Антония связывала с семейством Архелая давняя дружба, хотя родичи каппадокийского царя были незаконными наследниками Митридата, прославленного врага Рима. Антоний всегда настаивал на том, что Архелай его не подведет, невзирая на взаимоотношения его отца с Береникой: предыдущий каппадокийский владыка погиб, пытаясь помочь этой мятежной девице заполучить египетский трон.

Антоний не ошибся. Сегодня Архелай приветствовал римского императора и царицу Египта. Он стоял в окружении своих людей, высокий и красивый. Для Береники внешность его отца всегда имела большое значение, и теперь Клеопатра убедилась в том, что сын унаследовал от отца его эффектное телосложение и выразительные черты лица.

Все правители Малой Азии — из Пафлагонии, Понта, Галатии и Коммагены — прибыли на Самос, и это придавало празднеству красочности. Знамена разных стран и народов реяли над амфитеатром, словно ожившая радуга. Высокие, светловолосые фракийцы заставили Клеопатру вспомнить о ее детской одержимости тем рабом-фракийцем, Спартаком. Даже смешно! Ей вспомнилось, как жадно она слушала истории о подвигах этого гладиатора, мечтая о том, что однажды встретится с таким воином, как он, и они объединят свои силы.

Она превзошла свои детские мечты. Теперь ее союзником был не мятежный раб, а человек, которого весь мир объявил императором.

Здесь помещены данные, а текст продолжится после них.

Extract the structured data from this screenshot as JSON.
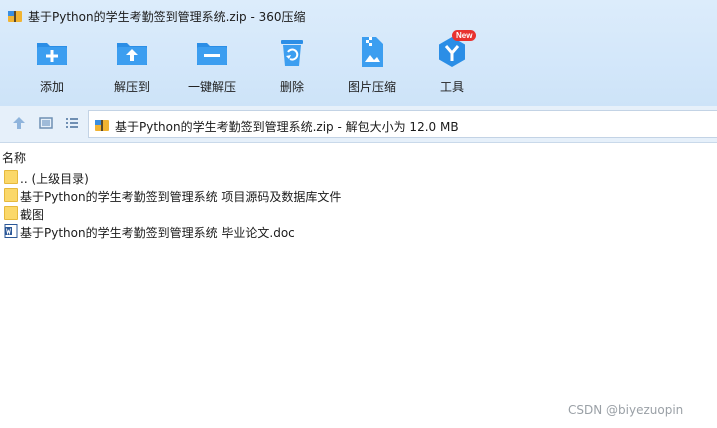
{
  "window": {
    "title": "基于Python的学生考勤签到管理系统.zip - 360压缩"
  },
  "toolbar": {
    "items": [
      {
        "label": "添加",
        "icon": "add-icon"
      },
      {
        "label": "解压到",
        "icon": "extract-to-icon"
      },
      {
        "label": "一键解压",
        "icon": "one-click-extract-icon"
      },
      {
        "label": "删除",
        "icon": "delete-icon"
      },
      {
        "label": "图片压缩",
        "icon": "image-compress-icon"
      },
      {
        "label": "工具",
        "icon": "tools-icon",
        "badge": "New"
      }
    ],
    "accent_color": "#2b8ee6",
    "badge_color": "#e8322f"
  },
  "address": {
    "path": "基于Python的学生考勤签到管理系统.zip - 解包大小为 12.0 MB"
  },
  "list": {
    "column_name": "名称",
    "rows": [
      {
        "name": ".. (上级目录)",
        "type": "folder"
      },
      {
        "name": "基于Python的学生考勤签到管理系统 项目源码及数据库文件",
        "type": "folder"
      },
      {
        "name": "截图",
        "type": "folder"
      },
      {
        "name": "基于Python的学生考勤签到管理系统 毕业论文.doc",
        "type": "doc"
      }
    ]
  },
  "watermark": "CSDN @biyezuopin"
}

На это празднество собрались все, как будто мир уже предвкушал, какой прекрасной станет жизнь после их победы. Люди не будут больше зависеть от воли жестоких римских проконсулов, от непосильных налогов и податей, от враждебных римских армий, марширующих по их землям, уничтожающих посевы, забирающих на службу их сыновей, насилующих их дочерей и грабящих храмы и сокровищницы. Мир объединится под властью Антония и Клеопатры. Реки крови, людской и звериной, проливаемой сейчас на аренах на потеху римлянам, сменятся тем, что происходит сейчас здесь, на Самосе, — празднествами, прославляющими не жестокость, господство и смерть, а искусство, музыку, поэзию и совершенство атлетов. Все это имеет своим источником величие и красоту человечества и прославляет его.

Ямблих, правитель священного города Эмеса, и его люди были облачены в развевающиеся черные одеяния и тюрбаны, защищающие их от солнца и ветров пустыни. Когда Антоний отсалютовал им, они встали единым движением, словно армия соколов, выхватив кинжалы и обратив их острия в сторону Рима. Солнце сверкнуло на клинках, и солдаты других народов тоже повскакивали и разразились приветственными воплями. Армии восточных стран, от Понта до Иудеи и Мидии, поднялись следом, отдавая дань уважения Антонию и царице.

— Впервые со времен Александра такие огромные пространства объединены под властью одного человека, — прошептала Клеопатра Антонию.

— И одной царицы, — отозвался Антоний. — Быть может, у Александра и была такая армия и такой флот, но даже у него не было тебя, Клеопатра.